Researchers using new technology designed to improve accuracy hit the streets last week talking with homeless youth — a majority of whom identify as LGBT.
“The numbers are a snapshot of the current housing insecurity many young adults in Philly face,” says Valerie Johnson, Development Director for the Greater Philadelphia Valley Youth House (VYH), which on Monday will release a report on their first ever all-digital survey.
“We surveyed approximately 100 participants with only 50 percent fully completing the survey, so now we’re using better tools to strengthen our count logistics,” Johnson said. “There are roughly around 1,200 this year that are afflicted in this city alone.”
Last Wednesday, new electronic survey pads were used for the first time during an evening survey to properly track homelessness in real time.
Past surveys by VYH show that 54 percent of Philadelphia’s homeless youth identify as LGBTQ, drastically higher than the national average of around 30 percent.
“I don’t know where I’m going to live when the Pope comes, a lot of these shelters are already turning us away,” said Dashawna Pitts, 21, who has been homeless for the past year and was interviewed on Wednesday.

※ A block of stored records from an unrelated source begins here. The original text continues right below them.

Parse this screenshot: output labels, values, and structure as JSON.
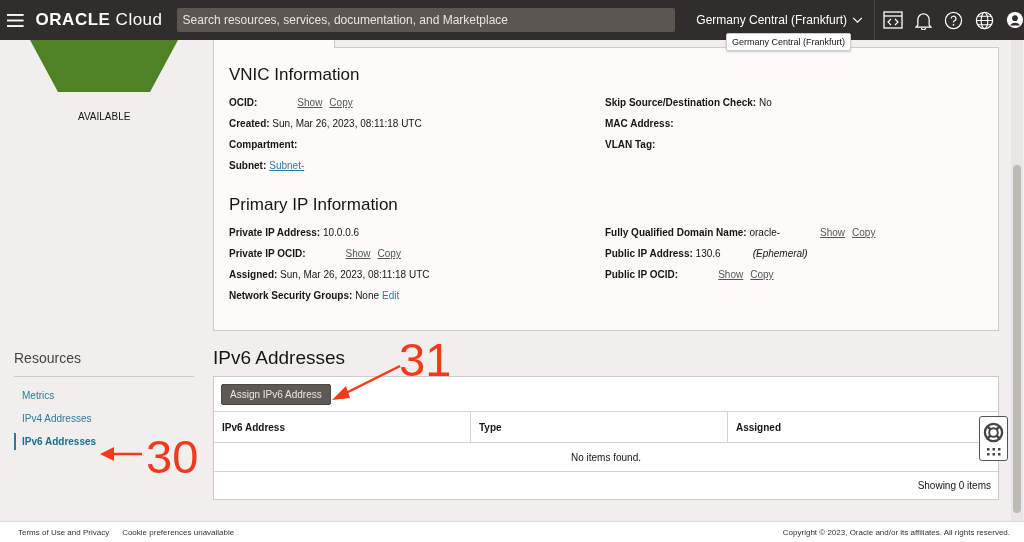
{
  "header": {
    "brand": "ORACLE",
    "product": "Cloud",
    "search": {
      "placeholder": "Search resources, services, documentation, and Marketplace"
    },
    "region": "Germany Central (Frankfurt)",
    "tooltip": "Germany Central (Frankfurt)"
  },
  "status": {
    "label": "AVAILABLE"
  },
  "vnic_information": {
    "title": "VNIC Information",
    "left": [
      {
        "label": "OCID:",
        "actions": [
          "Show",
          "Copy"
        ]
      },
      {
        "label": "Created:",
        "value": "Sun, Mar 26, 2023, 08:11:18 UTC"
      },
      {
        "label": "Compartment:"
      },
      {
        "label": "Subnet:",
        "link": "Subnet-"
      }
    ],
    "right": [
      {
        "label": "Skip Source/Destination Check:",
        "value": "No"
      },
      {
        "label": "MAC Address:"
      },
      {
        "label": "VLAN Tag:"
      }
    ]
  },
  "primary_ip_information": {
    "title": "Primary IP Information",
    "left": [
      {
        "label": "Private IP Address:",
        "value": "10.0.0.6"
      },
      {
        "label": "Private IP OCID:",
        "actions": [
          "Show",
          "Copy"
        ]
      },
      {
        "label": "Assigned:",
        "value": "Sun, Mar 26, 2023, 08:11:18 UTC"
      },
      {
        "label": "Network Security Groups:",
        "value": "None",
        "edit": "Edit"
      }
    ],
    "right": [
      {
        "label": "Fully Qualified Domain Name:",
        "value": "oracle-",
        "actions": [
          "Show",
          "Copy"
        ]
      },
      {
        "label": "Public IP Address:",
        "value": "130.6",
        "note": "(Ephemeral)"
      },
      {
        "label": "Public IP OCID:",
        "actions": [
          "Show",
          "Copy"
        ]
      }
    ]
  },
  "resources": {
    "title": "Resources",
    "items": [
      {
        "label": "Metrics",
        "selected": false
      },
      {
        "label": "IPv4 Addresses",
        "selected": false
      },
      {
        "label": "IPv6 Addresses",
        "selected": true
      }
    ]
  },
  "ipv6": {
    "title": "IPv6 Addresses",
    "button": "Assign IPv6 Address",
    "columns": [
      "IPv6 Address",
      "Type",
      "Assigned"
    ],
    "empty": "No items found.",
    "count": "Showing 0 items"
  },
  "annotations": [
    {
      "number": "31"
    },
    {
      "number": "30"
    }
  ],
  "footer": {
    "links": [
      "Terms of Use and Privacy",
      "Cookie preferences unavailable"
    ],
    "copyright": "Copyright © 2023, Oracle and/or its affiliates. All rights reserved."
  }
}
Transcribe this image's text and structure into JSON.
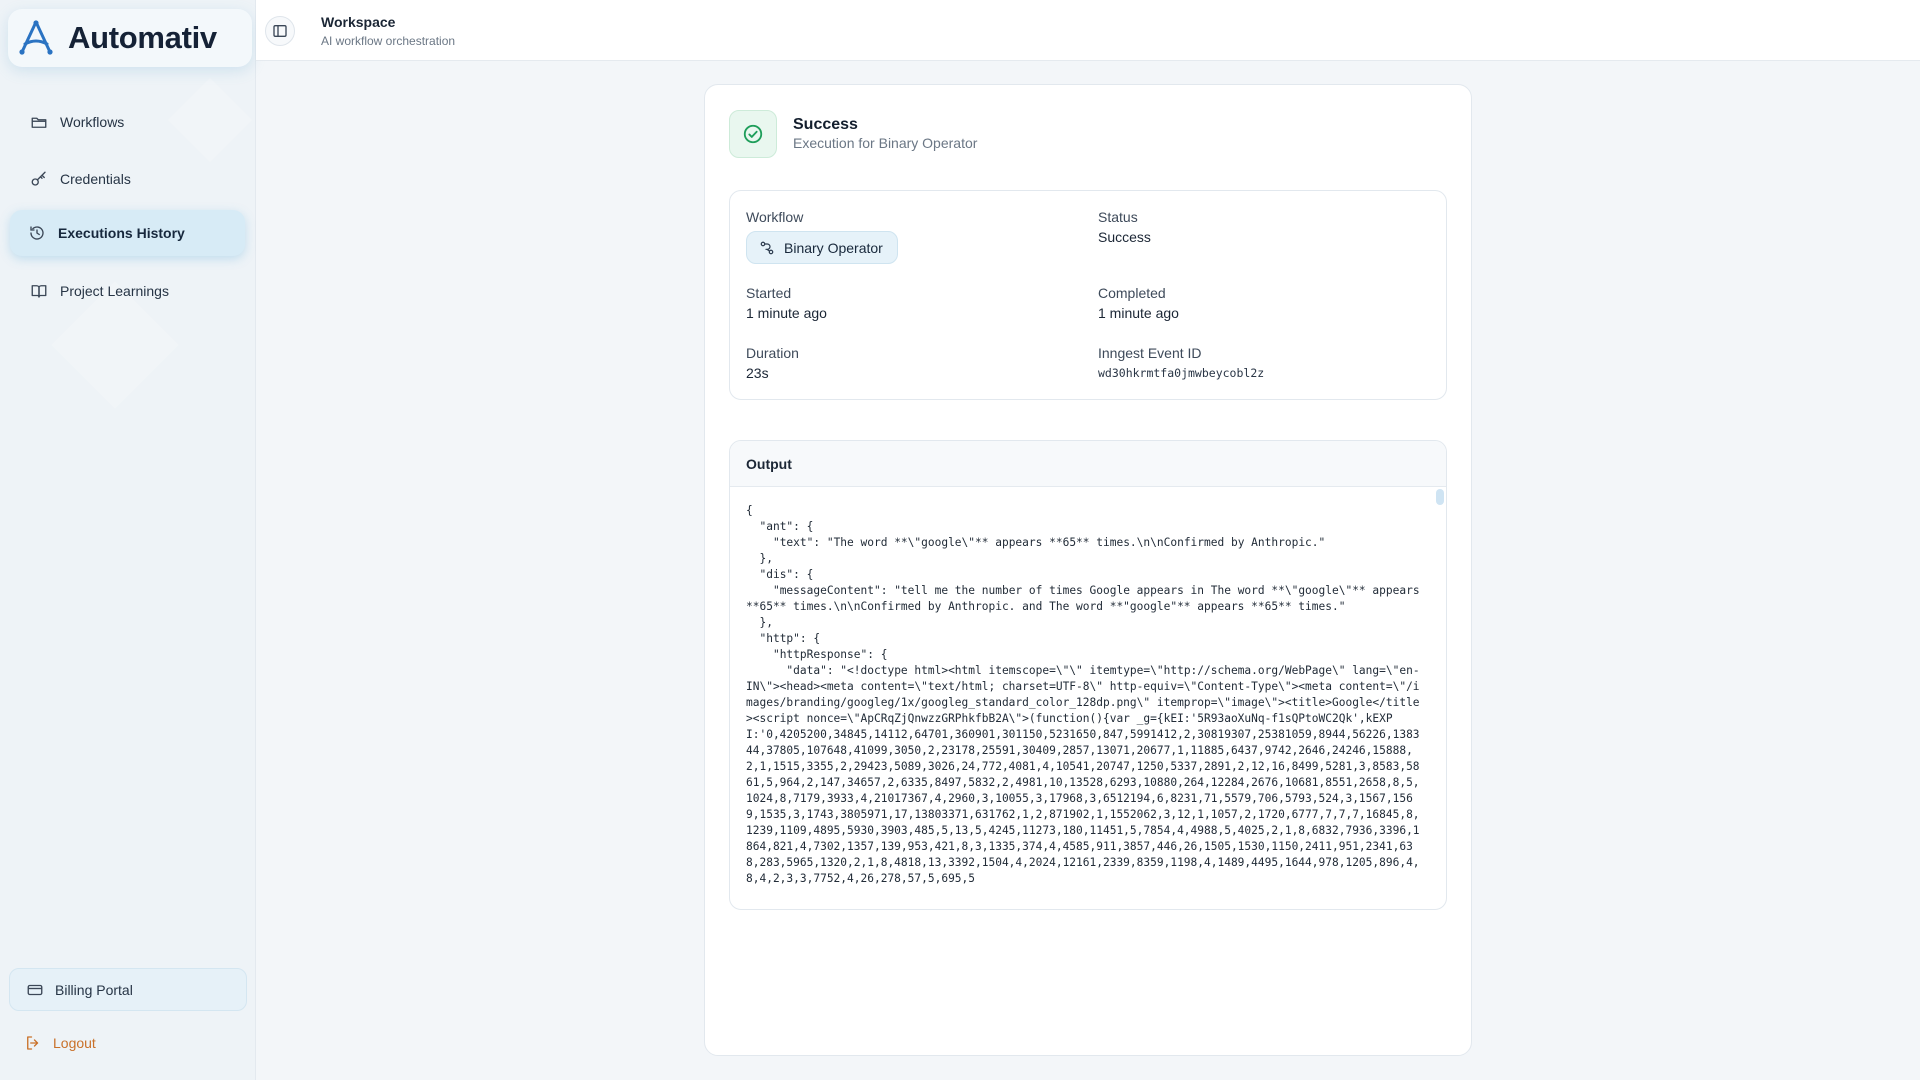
{
  "brand": {
    "name": "Automativ"
  },
  "sidebar": {
    "items": [
      {
        "label": "Workflows",
        "icon": "folder-icon"
      },
      {
        "label": "Credentials",
        "icon": "key-icon"
      },
      {
        "label": "Executions History",
        "icon": "history-icon",
        "active": true
      },
      {
        "label": "Project Learnings",
        "icon": "book-icon"
      }
    ],
    "billing_label": "Billing Portal",
    "logout_label": "Logout"
  },
  "header": {
    "title": "Workspace",
    "subtitle": "AI workflow orchestration"
  },
  "execution": {
    "status_title": "Success",
    "status_subtitle": "Execution for Binary Operator",
    "workflow_label": "Workflow",
    "workflow_name": "Binary Operator",
    "status_label": "Status",
    "status_value": "Success",
    "started_label": "Started",
    "started_value": "1 minute ago",
    "completed_label": "Completed",
    "completed_value": "1 minute ago",
    "duration_label": "Duration",
    "duration_value": "23s",
    "event_id_label": "Inngest Event ID",
    "event_id_value": "wd30hkrmtfa0jmwbeycobl2z"
  },
  "output": {
    "title": "Output",
    "content": "{\n  \"ant\": {\n    \"text\": \"The word **\\\"google\\\"** appears **65** times.\\n\\nConfirmed by Anthropic.\"\n  },\n  \"dis\": {\n    \"messageContent\": \"tell me the number of times Google appears in The word **\\\"google\\\"** appears **65** times.\\n\\nConfirmed by Anthropic. and The word **\"google\"** appears **65** times.\"\n  },\n  \"http\": {\n    \"httpResponse\": {\n      \"data\": \"<!doctype html><html itemscope=\\\"\\\" itemtype=\\\"http://schema.org/WebPage\\\" lang=\\\"en-IN\\\"><head><meta content=\\\"text/html; charset=UTF-8\\\" http-equiv=\\\"Content-Type\\\"><meta content=\\\"/images/branding/googleg/1x/googleg_standard_color_128dp.png\\\" itemprop=\\\"image\\\"><title>Google</title><script nonce=\\\"ApCRqZjQnwzzGRPhkfbB2A\\\">(function(){var _g={kEI:'5R93aoXuNq-f1sQPtoWC2Qk',kEXPI:'0,4205200,34845,14112,64701,360901,301150,5231650,847,5991412,2,30819307,25381059,8944,56226,138344,37805,107648,41099,3050,2,23178,25591,30409,2857,13071,20677,1,11885,6437,9742,2646,24246,15888,2,1,1515,3355,2,29423,5089,3026,24,772,4081,4,10541,20747,1250,5337,2891,2,12,16,8499,5281,3,8583,5861,5,964,2,147,34657,2,6335,8497,5832,2,4981,10,13528,6293,10880,264,12284,2676,10681,8551,2658,8,5,1024,8,7179,3933,4,21017367,4,2960,3,10055,3,17968,3,6512194,6,8231,71,5579,706,5793,524,3,1567,1569,1535,3,1743,3805971,17,13803371,631762,1,2,871902,1,1552062,3,12,1,1057,2,1720,6777,7,7,7,16845,8,1239,1109,4895,5930,3903,485,5,13,5,4245,11273,180,11451,5,7854,4,4988,5,4025,2,1,8,6832,7936,3396,1864,821,4,7302,1357,139,953,421,8,3,1335,374,4,4585,911,3857,446,26,1505,1530,1150,2411,951,2341,638,283,5965,1320,2,1,8,4818,13,3392,1504,4,2024,12161,2339,8359,1198,4,1489,4495,1644,978,1205,896,4,8,4,2,3,3,7752,4,26,278,57,5,695,5"
  }
}
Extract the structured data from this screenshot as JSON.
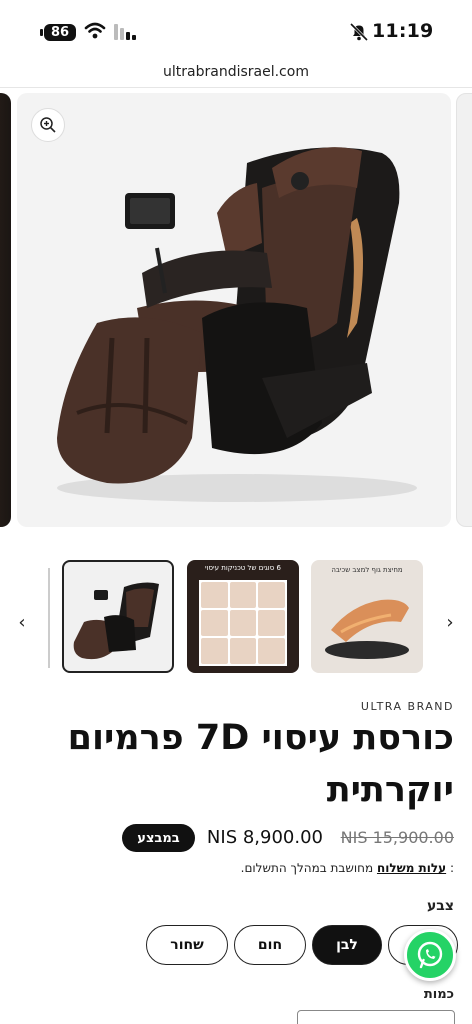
{
  "status_bar": {
    "battery": "86",
    "time": "11:19"
  },
  "browser": {
    "url": "ultrabrandisrael.com"
  },
  "gallery": {
    "thumbnails": [
      {
        "caption": ""
      },
      {
        "caption": "6 סוגים של טכניקות עיסוי"
      },
      {
        "caption": "מחיצת גוף למצב שכיבה"
      }
    ]
  },
  "product": {
    "vendor": "ULTRA BRAND",
    "title": "כורסת עיסוי 7D פרמיום יוקרתית",
    "regular_price": "NIS 15,900.00",
    "sale_price": "NIS 8,900.00",
    "sale_badge": "במבצע",
    "shipping_prefix": ":",
    "shipping_link": "עלות משלוח",
    "shipping_suffix": "מחושבת במהלך התשלום."
  },
  "options": {
    "color_label": "צבע",
    "colors": [
      "",
      "לבן",
      "חום",
      "שחור"
    ],
    "selected_color": "לבן",
    "quantity_label": "כמות"
  },
  "colors": {
    "accent": "#111111",
    "whatsapp": "#25D366",
    "chair_leather": "#4a3128",
    "chair_trim": "#c08a55"
  }
}
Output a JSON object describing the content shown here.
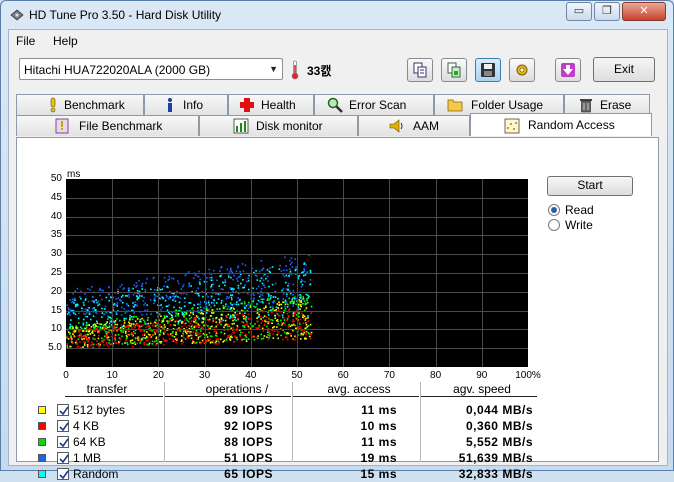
{
  "window": {
    "title": "HD Tune Pro 3.50 - Hard Disk Utility",
    "minimize_glyph": "▭",
    "maximize_glyph": "❐",
    "close_glyph": "✕"
  },
  "menu": [
    {
      "label": "File"
    },
    {
      "label": "Help"
    }
  ],
  "toolbar": {
    "drive": "Hitachi HUA722020ALA (2000 GB)",
    "temperature": "33캜",
    "exit_label": "Exit",
    "icons": [
      "copy-info-icon",
      "copy-screenshot-icon",
      "save-icon",
      "options-icon",
      "download-icon"
    ]
  },
  "tabs_row1": [
    {
      "label": "Benchmark",
      "icon": "exclamation-icon"
    },
    {
      "label": "Info",
      "icon": "info-icon"
    },
    {
      "label": "Health",
      "icon": "health-cross-icon"
    },
    {
      "label": "Error Scan",
      "icon": "magnifier-icon"
    },
    {
      "label": "Folder Usage",
      "icon": "folder-icon"
    },
    {
      "label": "Erase",
      "icon": "trash-icon"
    }
  ],
  "tabs_row2": [
    {
      "label": "File Benchmark",
      "icon": "file-benchmark-icon"
    },
    {
      "label": "Disk monitor",
      "icon": "disk-monitor-icon"
    },
    {
      "label": "AAM",
      "icon": "speaker-icon"
    },
    {
      "label": "Random Access",
      "icon": "random-access-icon",
      "selected": true
    }
  ],
  "controls": {
    "start_label": "Start",
    "read_label": "Read",
    "write_label": "Write",
    "selected_mode": "Read"
  },
  "chart_data": {
    "type": "scatter",
    "ylabel": "ms",
    "ylim": [
      0,
      50
    ],
    "xlim": [
      0,
      100
    ],
    "yticks": [
      "50",
      "45",
      "40",
      "35",
      "30",
      "25",
      "20",
      "15",
      "10",
      "5.0"
    ],
    "xticks": [
      "0",
      "10",
      "20",
      "30",
      "40",
      "50",
      "60",
      "70",
      "80",
      "90",
      "100%"
    ],
    "grid": true,
    "background": "#000000",
    "series": [
      {
        "name": "512 bytes",
        "color": "#ffff00",
        "x_range": [
          0,
          53
        ],
        "y_range": [
          5,
          16
        ]
      },
      {
        "name": "4 KB",
        "color": "#ff0000",
        "x_range": [
          0,
          53
        ],
        "y_range": [
          5,
          14
        ]
      },
      {
        "name": "64 KB",
        "color": "#00ff00",
        "x_range": [
          0,
          53
        ],
        "y_range": [
          5,
          17
        ]
      },
      {
        "name": "1 MB",
        "color": "#2060ff",
        "x_range": [
          0,
          53
        ],
        "y_range": [
          13,
          27
        ]
      },
      {
        "name": "Random",
        "color": "#00ffff",
        "x_range": [
          0,
          53
        ],
        "y_range": [
          10,
          25
        ]
      }
    ]
  },
  "table": {
    "headers": [
      "transfer",
      "operations /",
      "avg. access",
      "agv. speed"
    ],
    "rows": [
      {
        "name": "512 bytes",
        "color": "#ffff00",
        "checked": true,
        "ops": "89 IOPS",
        "access": "11 ms",
        "speed": "0,044 MB/s"
      },
      {
        "name": "4 KB",
        "color": "#ff0000",
        "checked": true,
        "ops": "92 IOPS",
        "access": "10 ms",
        "speed": "0,360 MB/s"
      },
      {
        "name": "64 KB",
        "color": "#00dd00",
        "checked": true,
        "ops": "88 IOPS",
        "access": "11 ms",
        "speed": "5,552 MB/s"
      },
      {
        "name": "1 MB",
        "color": "#2060ff",
        "checked": true,
        "ops": "51 IOPS",
        "access": "19 ms",
        "speed": "51,639 MB/s"
      },
      {
        "name": "Random",
        "color": "#00ffff",
        "checked": true,
        "ops": "65 IOPS",
        "access": "15 ms",
        "speed": "32,833 MB/s"
      }
    ]
  }
}
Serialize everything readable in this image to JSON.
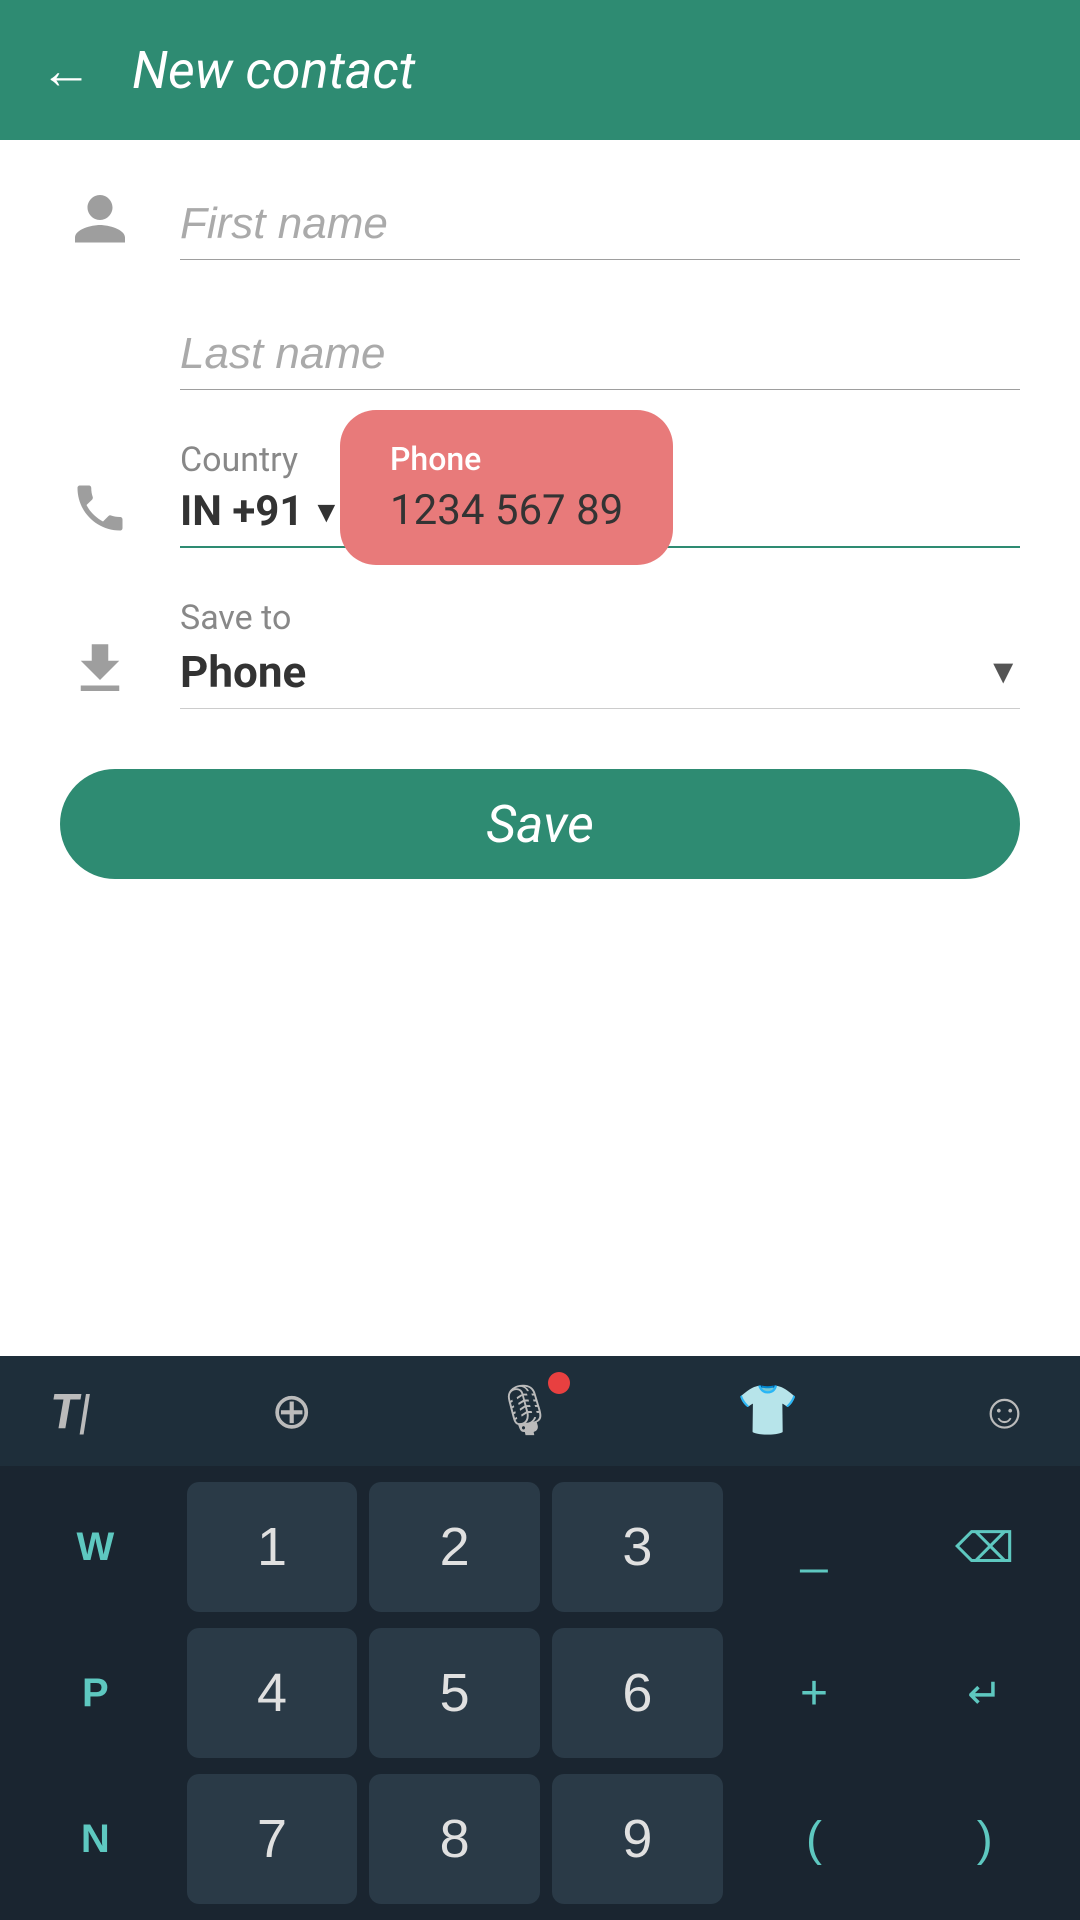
{
  "header": {
    "title": "New contact",
    "back_label": "←"
  },
  "form": {
    "first_name_placeholder": "First name",
    "last_name_placeholder": "Last name",
    "country_label": "Country",
    "phone_label": "Phone",
    "country_code": "IN +91",
    "phone_number": "1234 567 89",
    "tooltip_label": "Phone",
    "tooltip_value": "1234 567 89",
    "save_to_label": "Save to",
    "save_to_value": "Phone",
    "save_button_label": "Save"
  },
  "keyboard": {
    "row1": [
      "1",
      "2",
      "3"
    ],
    "row2": [
      "4",
      "5",
      "6"
    ],
    "row3": [
      "7",
      "8",
      "9"
    ],
    "symbol_row1_left": "_",
    "symbol_row1_right": "⌫",
    "symbol_row2_left": "+",
    "symbol_row2_right": "↵",
    "letter_col1": [
      "W",
      "P",
      "N"
    ],
    "toolbar": {
      "font_icon": "T|",
      "globe_icon": "⊕",
      "mic_icon": "🎤",
      "shirt_icon": "👕",
      "emoji_icon": "☺"
    }
  },
  "colors": {
    "primary": "#2e8b72",
    "tooltip_bg": "#e87a7a",
    "header_bg": "#2e8b72",
    "keyboard_bg": "#1a2530"
  }
}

Tears rolled down her face as she sat at LOVE Park, describing how she has not seen her 8-month year old son since giving birth.
“My foster parents kicked me out when they found out I was bisexual,” Pitts says. “They feared that I would influence my newborn and other kids in the house because of my homosexuality … I’m trying to keep my faith but it’s hard.”
“When I turned 21, my mother wanted me to find my own way – I was kicked out,” says Alex Covington, 23. Covington, who is now a transgender man, experienced instant homelessness while “transitioning without the proper support and outlet.”
“I squatted at some spots for a short while, hung out at The Attic often, but many of those places just helped me get by without adequate professional development and real support,” he says. “It was all fun, but I needed more.”
Once aware of the support group at VYH, Covington was able to use their resources to help pay his rent for two months while he was working to finance his surgical transitioning procedure and recovery.
“I gained full financial independence last November and Valley Youth House helped make that possible,” he said. He now works for the nonprofit as a part-time front desk receptionist.
“Our elected officials need to wake up and do more to support services and groups that are in these communities helping to fix this problem,” Covington added. “Otherwise, this is going to become an embarrassment of Philly.”
VYH relied on a coalition of youth outreach groups, including the Covenant House and Youth Emergency Service Philly, for their summer Youth Count. Throughout the evening, volunteers across the city used digital survey devices to help record information faster and avoid legibility issues that crop up with paper surveys.
“Spotting youth that suffer from housing insecurity isn’t as easy as one may imagine,” said Youth Count volunteer Hannah Righter. “It’s not just simply profiling people who are wearing old tarnished clothes and begging – but those who have been dwelling from house-to-house without a permanent residence.”
“A lot of factors play a role in why there’s a growing LGBT youth housing insecurity problem in Philadelphia,” said Sarah Morrison, PRIDE Life Skills Counselor for VYH. “Non-acceptance and family rejection are often prevalent ones.”